The Economist, 18 December 2021.
Richard Hollick started working for Cambridge University Press in 1965 and remained there in various capacities for 29 years in London, Cambridge, and finally New York. He then switched sides, and worked for Oxford University Press in New York, retiring in 2013. His daily blog Making Books is full of great stuff, especially for people from his generation, like me.
He recently spotted possibly the most egregious example of automatic hyphenation, in a copy of The Economist, no less, and shown above. As he says in the accompanying post, with a sigh, all the established editorial authorities don’t actually forbid you to take over a single letter — because nobody would dream of doing such a thing. But automatic H&J programs which don’t have minimum character numbers specified may well resort to this.

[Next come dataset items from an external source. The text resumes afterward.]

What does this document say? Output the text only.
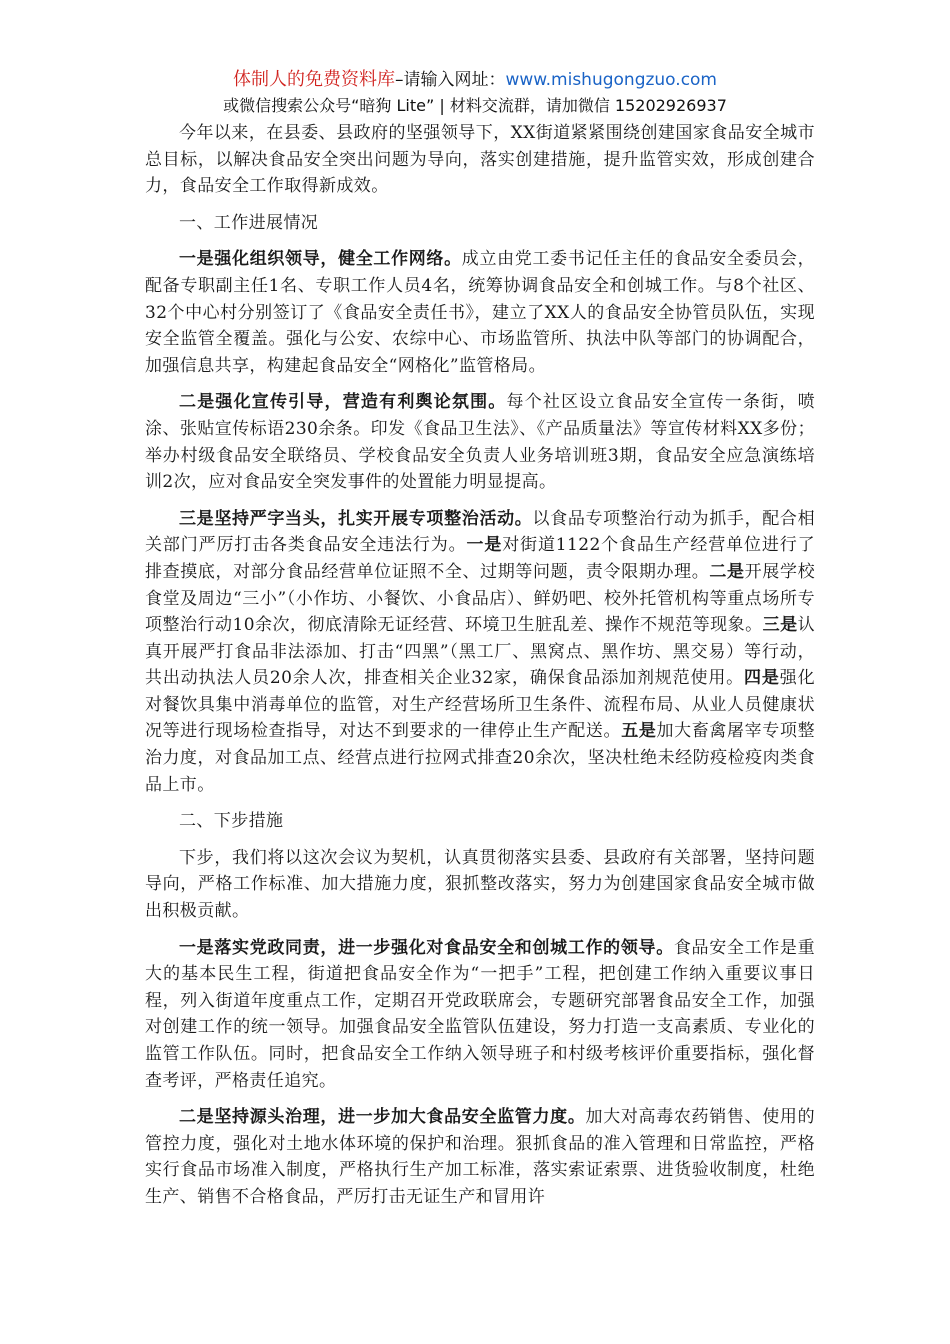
体制人的免费资料库–请输入网址：www.mishugongzuo.com
或微信搜索公众号“暗狗 Lite” | 材料交流群，请加微信 15202926937

今年以来，在县委、县政府的坚强领导下，XX街道紧紧围绕创建国家食品安全城市总目标，以解决食品安全突出问题为导向，落实创建措施，提升监管实效，形成创建合力，食品安全工作取得新成效。

一、工作进展情况

一是强化组织领导，健全工作网络。成立由党工委书记任主任的食品安全委员会，配备专职副主任1名、专职工作人员4名，统筹协调食品安全和创城工作。与8个社区、32个中心村分别签订了《食品安全责任书》，建立了XX人的食品安全协管员队伍，实现安全监管全覆盖。强化与公安、农综中心、市场监管所、执法中队等部门的协调配合，加强信息共享，构建起食品安全“网格化”监管格局。

二是强化宣传引导，营造有利舆论氛围。每个社区设立食品安全宣传一条街，喷涂、张贴宣传标语230余条。印发《食品卫生法》、《产品质量法》等宣传材料XX多份；举办村级食品安全联络员、学校食品安全负责人业务培训班3期，食品安全应急演练培训2次，应对食品安全突发事件的处置能力明显提高。

三是坚持严字当头，扎实开展专项整治活动。以食品专项整治行动为抓手，配合相关部门严厉打击各类食品安全违法行为。一是对街道1122个食品生产经营单位进行了排查摸底，对部分食品经营单位证照不全、过期等问题，责令限期办理。二是开展学校食堂及周边“三小”（小作坊、小餐饮、小食品店）、鲜奶吧、校外托管机构等重点场所专项整治行动10余次，彻底清除无证经营、环境卫生脏乱差、操作不规范等现象。三是认真开展严打食品非法添加、打击“四黑”（黑工厂、黑窝点、黑作坊、黑交易）等行动，共出动执法人员20余人次，排查相关企业32家，确保食品添加剂规范使用。四是强化对餐饮具集中消毒单位的监管，对生产经营场所卫生条件、流程布局、从业人员健康状况等进行现场检查指导，对达不到要求的一律停止生产配送。五是加大畜禽屠宰专项整治力度，对食品加工点、经营点进行拉网式排查20余次，坚决杜绝未经防疫检疫肉类食品上市。

二、下步措施

下步，我们将以这次会议为契机，认真贯彻落实县委、县政府有关部署，坚持问题导向，严格工作标准、加大措施力度，狠抓整改落实，努力为创建国家食品安全城市做出积极贡献。

一是落实党政同责，进一步强化对食品安全和创城工作的领导。食品安全工作是重大的基本民生工程，街道把食品安全作为“一把手”工程，把创建工作纳入重要议事日程，列入街道年度重点工作，定期召开党政联席会，专题研究部署食品安全工作，加强对创建工作的统一领导。加强食品安全监管队伍建设，努力打造一支高素质、专业化的监管工作队伍。同时，把食品安全工作纳入领导班子和村级考核评价重要指标，强化督查考评，严格责任追究。

二是坚持源头治理，进一步加大食品安全监管力度。加大对高毒农药销售、使用的管控力度，强化对土地水体环境的保护和治理。狠抓食品的准入管理和日常监控，严格实行食品市场准入制度，严格执行生产加工标准，落实索证索票、进货验收制度，杜绝生产、销售不合格食品，严厉打击无证生产和冒用许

Once again, old crusties like me mutter into our metaphorical beards and say it wasn’t like that in our day. This is principally because the human element has been taken out of the make-up of typeset text. A long time ago, I came across a description of how a traditionally trained Linotype compositor worked:
[He] knew, remembered and observed a set of rules for splitting words. He had to be ready to decide who to ‘turn the line over’, how to deal with word breaks, how much white space was tolerable between words. This decision-making influenced his setting from the first character of the line till the last. (Cynthia Cockburn, Brothers: Male Dominance and Technological Change, 2nd edition, Pluto Press, 1991.)
A fine explanation of exactly what is now missing.
There are several other unfortunate hyphenations in that excerpt. A function of centering text rather than aligning it left or right, for a time when ‘meaning’ has lost its primacy.